\apex\app\sysencrypt

Encryption Library

Service: apex\services\utils\encrypt

Handles all encryption within Apex including user based two-way AES256 encryption to multiple recipients, basic insecure encryption, RSA key-pair generation, PGP encryption and key management, etc.

This class is available within the services container, meaning its methods can be accessed statically via the service singleton as shown below.

PHP Example

</php

namespace apex;

use apex\app; use apex\services\utils\encrypt;

// Basic encrypt $encrypted = encrypt::encrypt_basic('some plain text', 'mypassword');

// Basic decrypt $text = encrypt::decrypt_basic($encrypted, 'mypassword');

Summary

Methods
Properties
Constants
generate_rsa_keypair()
change_rsa_password()
get_key()
encrypt_user()
decrypt_user()
encrypt_basic()
decrypt_basic()
import_pgp_key()
encrypt_pgp()
get_pgp_key()
reimport_all_pgp_keys()
No public properties found
No constants found
No protected methods found
No protected properties found
N/A
No private methods found
No private properties found
N/A

Methods

generate_rsa_keypair()

generate_rsa_keypair(integer  $userid, string  $type = 'user', string  $password = '') : integer

Generate new RSA key-pair

Parameters

integer $userid

The ID# of the user / admin to create a keypair for.

string $type

The type of user, defaults to 'user'

string $password

The encryption password for the private key. Generally should be the user's login password.

Returns

integer —

The ID# of the encryption key

change_rsa_password()

change_rsa_password(integer  $userid, string  $type, string  $old_password, string  $password) 

Change user RSA password

Change user's RSA password. This will decrypt the user's current RSA private key, and encrypt it again with the new password.

Parameters

integer $userid

The ID# of the user / admin

string $type

The type of user, either 'user' or 'admin'

string $old_password

The old / current password

string $password

The new password

get_key()

get_key(integer  $userid, string  $type = 'user',   $key_type = 'public', string  $password = '') 

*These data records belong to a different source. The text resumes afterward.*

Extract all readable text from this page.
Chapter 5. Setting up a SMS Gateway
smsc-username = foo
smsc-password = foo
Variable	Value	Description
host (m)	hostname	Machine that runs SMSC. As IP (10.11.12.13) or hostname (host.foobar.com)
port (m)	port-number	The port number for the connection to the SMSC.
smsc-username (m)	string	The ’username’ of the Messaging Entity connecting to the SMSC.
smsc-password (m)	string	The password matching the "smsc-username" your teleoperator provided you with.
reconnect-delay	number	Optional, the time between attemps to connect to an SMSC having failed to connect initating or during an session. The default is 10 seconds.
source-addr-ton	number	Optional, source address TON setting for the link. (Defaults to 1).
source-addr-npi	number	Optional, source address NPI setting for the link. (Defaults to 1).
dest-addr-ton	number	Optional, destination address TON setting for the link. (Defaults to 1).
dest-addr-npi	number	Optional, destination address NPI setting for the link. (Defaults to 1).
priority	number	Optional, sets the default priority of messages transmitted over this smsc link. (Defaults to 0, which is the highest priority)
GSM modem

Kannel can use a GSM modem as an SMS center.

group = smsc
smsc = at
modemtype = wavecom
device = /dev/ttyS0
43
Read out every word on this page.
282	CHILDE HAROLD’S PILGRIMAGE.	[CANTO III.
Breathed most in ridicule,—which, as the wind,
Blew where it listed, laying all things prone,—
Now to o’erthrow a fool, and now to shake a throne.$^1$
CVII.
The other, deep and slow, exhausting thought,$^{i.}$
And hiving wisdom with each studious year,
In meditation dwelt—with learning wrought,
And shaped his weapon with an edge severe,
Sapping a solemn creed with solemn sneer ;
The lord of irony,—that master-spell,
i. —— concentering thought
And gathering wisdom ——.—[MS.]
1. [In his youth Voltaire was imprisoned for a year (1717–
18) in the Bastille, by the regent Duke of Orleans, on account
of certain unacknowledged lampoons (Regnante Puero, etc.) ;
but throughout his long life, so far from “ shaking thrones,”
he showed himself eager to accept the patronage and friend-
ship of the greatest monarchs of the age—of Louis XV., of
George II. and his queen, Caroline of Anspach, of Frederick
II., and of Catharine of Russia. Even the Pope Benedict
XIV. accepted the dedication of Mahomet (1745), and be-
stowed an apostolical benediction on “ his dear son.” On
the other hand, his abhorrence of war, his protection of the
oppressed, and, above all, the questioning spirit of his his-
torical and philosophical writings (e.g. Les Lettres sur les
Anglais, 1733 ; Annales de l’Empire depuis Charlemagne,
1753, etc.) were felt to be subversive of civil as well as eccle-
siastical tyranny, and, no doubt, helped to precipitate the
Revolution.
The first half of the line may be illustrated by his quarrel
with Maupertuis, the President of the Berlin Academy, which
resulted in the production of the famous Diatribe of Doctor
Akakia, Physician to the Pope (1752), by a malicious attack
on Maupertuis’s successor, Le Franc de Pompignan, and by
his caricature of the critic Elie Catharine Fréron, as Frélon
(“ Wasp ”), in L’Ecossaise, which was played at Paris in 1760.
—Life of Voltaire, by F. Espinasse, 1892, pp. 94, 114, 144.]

Get public / private key from the database

Parameters

integer $userid

The ID# of the user / admin

string $type

The type of user, either 'user' or ad'min, defults to 'user'

$key_type

The type of key to retrieve, either 'public' or 'private', defaults to 'public'

string $password

Only required if $key_type is 'private', and is the password the key is encrypted with

encrypt_user()

encrypt_user(string  $data, array  $recipients) : integer

Encrypt text to one or more users

Parameters

string $data

The data to encrypt

array $recipients

An array of recipients to encrypt the data to (eg. admin:1, user:46, etc.)

Returns

integer —

The ID# of the encrypted data

decrypt_user()

decrypt_user(integer  $data_id, string  $password = '') : string

Decrypt data using ID# of data and key, plus encryption password

Parameters

integer $data_id

The ID# of the data to decrypt

string $password

The decryption password, generally the user's password.

Returns

string —

The decrypted data, or false if not successful.

encrypt_basic()

encrypt_basic(string  $data, string  $password = '') : string

Very basic encryption.

NOTE: Very insecure, and please treat virtually the same as plain text, albiet a tiny fraction better.

Parameters

string $data

The plain text data to encrypt.

string $password

Optional encryption password to use.

Returns

string —

The encrypted text

decrypt_basic()

decrypt_basic(string  $data, string  $password = '') 

Decrypts data that was encrypted via the encrypt_basic() function

Parameters

string $data

The encrypted data to decrypt

string $password

Optional decrypption password that was used to encrypt the data.

import_pgp_key()

import_pgp_key(string  $type, \apex\app\sys\ing  $userid, string  $public_key) : mixed

Import public PGP key

Parameters

string $type

The user type (user / admin).

\apex\app\sys\ing $userid

The ID# of the user.

string $public_key

The public PGP key

Returns

mixed —

If unsuccessful, return false. Otherwise, returns the fingerprint of the PGP key.

encrypt_pgp()

encrypt_pgp(string  $message, array  $recipients) : string

Encrypt a PGP message to one or more recipients

Parameters

string $message

The plain text message to encrypt.

array $recipients

The recipients to engry message to, formatted in standard Apex format (eg. user:54, admin:1, etc.)

Returns

string —

The encrypted PGP message

get_pgp_key()

get_pgp_key(string  $type, integer  $userid, string  $key_type = 'fingerprint') : string

Get a PGP key from the database

Parameters

string $type

The type of user (user / admin)

integer $userid

The ID# of the user

string $key_type

The type of key to return (fingerprint or public_key)

Returns

string —

The fingerprint or full PGP key of the user

reimport_all_pgp_keys()

reimport_all_pgp_keys() 

Reimport all PGP keys

Reimport all PGP keys from the database into gnupg on the server. This is used when transferring the system to a new server, as all PGP keys in the database must be imported into gnupg to encrypt messages to them.